Wednesday, March 29, 2006

FlyHey, kids! Find out why NASA is sending real fruit flies into space. You’ll know whether fruit flies are going into space for a Martian vacation, or to make an alien fruit fly drink that will produce report cards that your parents like, or if NASA’s scientists and future explorers will use the fruit flies to study humans.

Once you find out the answer, you can participate in Flies in Space web chats, which will be live chats where you can ask questions in English on Tuesday, April 4, 2006 between 9-10:00 a.m. (PDT) or in Spanish between 10-11:00 a.m (PDT). If you happen to be in school during this time, questions may be placed into the chat rooms early, and if answered will appear in the archive later that day.

I know you're dying to know when the flies are leaving to space. So, I'll tell you: they are going onboard the space shuttle mission STS-121 in July 2006. Mark your calendar. Have Fun!

For more information and answers to questions visit NASA's Flies in Space website.

Become a NASA Teacher-Mentor!

Thursday, March 16, 2006

Airspace Systems Education Cohort (ASEC). Educators selected for this opportunity will attend a 3-day institute at Ames Research Center, Moffett Field, CA July 19-23, 2006. This institute will engage participants in scientific inquiry at the leading edge of education and technology and prepare them to share their experiences with students and colleagues. Go to the NASA Quest website and follow the link for Airspace Systems Education Cohort. Application Deadline: Postmarked by March 31, 2006. Notification will be mailed the week of April 24, 2006.

Space Fans Surf Mars

Thursday, March 16, 2006

No need to pack your bags, acquire driver’s license or get insurance. Interplanetary explorers and space fans now have Google Mars and are in for a good tour. They can view geographical features on Mars with a click of their mouse on maps provided to Google by NASA.

The images were captured by NASA’s Mars Odyssey and Mars Global Surveyor, probes that are currently orbiting Mars. In collaboration with NASA researchers at Arizona State University, Google created scientific maps of Mars. Interplanetary explorers can see the planet using three different types of maps: The shaded relief map shows elevation and was generated with data from the Mars Orbiter Laser Altimeter (MOLA) on NASA's Mars Global Surveyor spacecraft; it is color-coded by altitude. The Visible map consists of a mosaic of images taken by the Mars Orbiter Camera (MOC) on NASA's Mars Global Surveyor spacecraft, and finally there is a mosaic of infrared images taken by the Thermal Emission Imaging System (THEMIS) on NASA's Mars Odyssey spacecraft where warmer areas appear brighter, and colder areas are darker. Clouds and dust in the atmosphere are transparent in the infrared.

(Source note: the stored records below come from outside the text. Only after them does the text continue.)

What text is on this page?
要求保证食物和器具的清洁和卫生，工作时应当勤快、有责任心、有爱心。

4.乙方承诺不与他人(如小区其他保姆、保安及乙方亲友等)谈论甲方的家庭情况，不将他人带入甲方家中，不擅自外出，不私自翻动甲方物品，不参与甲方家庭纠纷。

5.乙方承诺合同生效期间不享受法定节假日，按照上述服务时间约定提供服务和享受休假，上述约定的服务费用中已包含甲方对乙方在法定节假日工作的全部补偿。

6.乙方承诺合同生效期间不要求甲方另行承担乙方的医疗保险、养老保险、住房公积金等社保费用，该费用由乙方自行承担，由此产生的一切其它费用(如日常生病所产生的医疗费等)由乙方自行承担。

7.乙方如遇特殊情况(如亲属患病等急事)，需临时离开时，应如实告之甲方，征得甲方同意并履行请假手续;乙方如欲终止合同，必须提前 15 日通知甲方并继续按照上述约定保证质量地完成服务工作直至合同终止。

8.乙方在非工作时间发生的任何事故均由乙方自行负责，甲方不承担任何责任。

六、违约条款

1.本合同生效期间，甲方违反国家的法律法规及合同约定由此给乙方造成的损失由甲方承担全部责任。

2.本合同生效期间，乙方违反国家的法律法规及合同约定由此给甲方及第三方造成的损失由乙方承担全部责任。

Users can zoom in on any of the three maps to view geographical features such as mountains, canyons, dunes and craters. The maps also pinpoint the locations of unmanned space probes that have landed on Mars and mark the sites of previous unmanned missions to Mars, including the final landing site of the British probe Beagle 2, which launched in 2003 but failed on landing.

To whom do space enthusiasts owe this honor? The site was launched to celebrate the 151st anniversary of the birth of Percival Lowell, an astronomer who mapped and studied Mars in the 19th century, and is a joint collaboration between Google and NASA.